Digo todo esto a raíz de la batalla campal que tuvo lugar en un partido de fútbol infantil que, como sabemos todos, son los padres de esos niños quienes en su mayoría llenan las gradas. Ya me dirán ustedes las caras de esos niños al ver cómo se las gastan sus progenitores. Como para renunciar a ellos o, por lo menos, modificar la visión que suelen tener los hijos de sus padres: la encarnación de un modelo, tal vez sus héroes. Aunque, bien mirado, eso también ocurre en algunos institutos. En este caso, los padres, algunos padres, no atienden a razones. Por lo visto, su criatura es intocable y siempre le asiste la razón.
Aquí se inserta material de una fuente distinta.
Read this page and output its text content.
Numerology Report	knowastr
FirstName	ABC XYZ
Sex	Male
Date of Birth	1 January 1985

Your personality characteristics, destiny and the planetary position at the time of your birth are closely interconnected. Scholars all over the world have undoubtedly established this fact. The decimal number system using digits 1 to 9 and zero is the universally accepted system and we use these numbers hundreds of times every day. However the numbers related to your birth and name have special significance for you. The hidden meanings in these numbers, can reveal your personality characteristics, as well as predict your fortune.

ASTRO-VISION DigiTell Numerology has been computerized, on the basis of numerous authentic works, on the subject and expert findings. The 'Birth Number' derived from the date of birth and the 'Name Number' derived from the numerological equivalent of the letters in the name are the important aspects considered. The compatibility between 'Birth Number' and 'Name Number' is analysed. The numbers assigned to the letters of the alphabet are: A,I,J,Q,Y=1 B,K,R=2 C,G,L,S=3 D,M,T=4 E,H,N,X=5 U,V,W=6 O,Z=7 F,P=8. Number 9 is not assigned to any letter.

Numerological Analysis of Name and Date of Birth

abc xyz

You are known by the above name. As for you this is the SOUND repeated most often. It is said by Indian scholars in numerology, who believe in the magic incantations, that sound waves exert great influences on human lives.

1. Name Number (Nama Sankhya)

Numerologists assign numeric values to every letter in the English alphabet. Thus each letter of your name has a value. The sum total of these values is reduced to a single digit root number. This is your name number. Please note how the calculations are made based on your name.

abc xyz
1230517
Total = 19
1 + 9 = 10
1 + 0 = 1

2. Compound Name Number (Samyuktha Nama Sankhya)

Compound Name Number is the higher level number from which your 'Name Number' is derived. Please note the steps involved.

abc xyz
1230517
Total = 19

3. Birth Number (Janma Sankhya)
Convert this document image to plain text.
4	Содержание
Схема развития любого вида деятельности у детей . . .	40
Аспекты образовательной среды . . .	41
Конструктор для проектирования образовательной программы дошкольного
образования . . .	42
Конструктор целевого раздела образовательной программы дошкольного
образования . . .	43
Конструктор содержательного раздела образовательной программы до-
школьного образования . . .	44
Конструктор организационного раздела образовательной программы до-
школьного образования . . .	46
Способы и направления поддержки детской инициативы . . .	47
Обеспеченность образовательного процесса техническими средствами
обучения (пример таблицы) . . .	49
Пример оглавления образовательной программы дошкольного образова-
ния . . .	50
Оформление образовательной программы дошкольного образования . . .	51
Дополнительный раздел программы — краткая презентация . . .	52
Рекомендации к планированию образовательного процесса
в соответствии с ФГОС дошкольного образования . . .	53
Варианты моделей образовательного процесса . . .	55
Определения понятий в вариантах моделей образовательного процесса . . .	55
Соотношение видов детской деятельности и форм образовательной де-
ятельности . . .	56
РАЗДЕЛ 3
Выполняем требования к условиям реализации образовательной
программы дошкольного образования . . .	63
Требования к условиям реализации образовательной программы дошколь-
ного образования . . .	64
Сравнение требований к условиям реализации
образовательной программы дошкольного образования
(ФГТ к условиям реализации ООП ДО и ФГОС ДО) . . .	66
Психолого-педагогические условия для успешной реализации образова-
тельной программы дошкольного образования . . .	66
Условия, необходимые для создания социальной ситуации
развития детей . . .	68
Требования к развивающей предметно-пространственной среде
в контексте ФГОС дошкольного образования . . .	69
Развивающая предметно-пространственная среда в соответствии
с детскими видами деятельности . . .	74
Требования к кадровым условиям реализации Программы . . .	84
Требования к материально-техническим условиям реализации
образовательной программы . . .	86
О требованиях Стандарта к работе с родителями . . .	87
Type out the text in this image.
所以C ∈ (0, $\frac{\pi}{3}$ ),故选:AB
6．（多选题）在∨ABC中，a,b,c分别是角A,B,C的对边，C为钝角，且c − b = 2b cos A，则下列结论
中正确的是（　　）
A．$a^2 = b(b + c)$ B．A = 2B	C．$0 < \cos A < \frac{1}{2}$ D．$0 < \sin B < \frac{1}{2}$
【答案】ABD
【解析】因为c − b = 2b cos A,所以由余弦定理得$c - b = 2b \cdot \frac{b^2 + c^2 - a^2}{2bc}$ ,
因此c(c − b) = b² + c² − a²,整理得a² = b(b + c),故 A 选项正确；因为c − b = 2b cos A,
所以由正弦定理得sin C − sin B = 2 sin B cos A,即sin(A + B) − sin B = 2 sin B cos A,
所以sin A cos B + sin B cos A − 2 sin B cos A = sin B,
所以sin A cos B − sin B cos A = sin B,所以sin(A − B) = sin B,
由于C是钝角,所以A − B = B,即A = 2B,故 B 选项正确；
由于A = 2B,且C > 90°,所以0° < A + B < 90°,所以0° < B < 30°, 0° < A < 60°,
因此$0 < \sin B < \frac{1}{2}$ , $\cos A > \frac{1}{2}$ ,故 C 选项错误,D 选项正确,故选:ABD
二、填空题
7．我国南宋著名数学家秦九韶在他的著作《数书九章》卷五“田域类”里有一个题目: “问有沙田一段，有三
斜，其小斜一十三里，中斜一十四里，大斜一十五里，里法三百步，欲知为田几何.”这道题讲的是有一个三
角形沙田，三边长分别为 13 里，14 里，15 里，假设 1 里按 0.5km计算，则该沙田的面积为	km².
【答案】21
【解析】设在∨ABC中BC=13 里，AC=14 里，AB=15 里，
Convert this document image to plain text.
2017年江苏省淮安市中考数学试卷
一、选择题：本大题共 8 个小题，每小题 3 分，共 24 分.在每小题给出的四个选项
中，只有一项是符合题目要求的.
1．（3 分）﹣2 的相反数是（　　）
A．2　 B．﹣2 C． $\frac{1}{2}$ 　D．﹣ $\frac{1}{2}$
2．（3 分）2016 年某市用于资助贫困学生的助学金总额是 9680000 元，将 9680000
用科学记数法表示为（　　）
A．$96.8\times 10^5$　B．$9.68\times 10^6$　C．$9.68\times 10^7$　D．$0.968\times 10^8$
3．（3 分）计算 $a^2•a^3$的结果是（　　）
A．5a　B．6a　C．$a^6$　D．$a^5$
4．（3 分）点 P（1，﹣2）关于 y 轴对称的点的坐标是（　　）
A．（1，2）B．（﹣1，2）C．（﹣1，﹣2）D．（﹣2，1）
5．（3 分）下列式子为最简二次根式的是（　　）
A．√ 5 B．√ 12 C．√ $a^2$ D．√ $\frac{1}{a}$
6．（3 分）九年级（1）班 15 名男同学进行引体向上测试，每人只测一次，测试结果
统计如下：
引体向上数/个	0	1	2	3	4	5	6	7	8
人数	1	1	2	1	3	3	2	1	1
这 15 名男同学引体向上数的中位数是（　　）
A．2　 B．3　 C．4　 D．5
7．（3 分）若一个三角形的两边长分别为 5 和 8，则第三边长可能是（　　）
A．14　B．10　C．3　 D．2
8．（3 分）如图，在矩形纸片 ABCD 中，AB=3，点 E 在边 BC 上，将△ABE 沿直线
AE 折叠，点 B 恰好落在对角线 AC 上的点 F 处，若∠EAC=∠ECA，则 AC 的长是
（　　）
Se comportan con sus hijos como si fuesen propietarios de algo que no puede fallar, pues para eso son sus hijos. Amenazan en plan macarra a los profesores y son capaces de colaborar a rayar el chasis de sus vehículos o de pincharles los neumáticos. Es una escuela de pensamiento llamada filosofía testicular que se reduce al siguiente lema: “Mi hijo es bueno por cojones y punto pelota y usted, por muy profesor que sea, no tiene derecho a suspenderle o reñirle.” Y, en fin, ese tipo de reflexiones que surgen, como ya digo, de la zona testicular.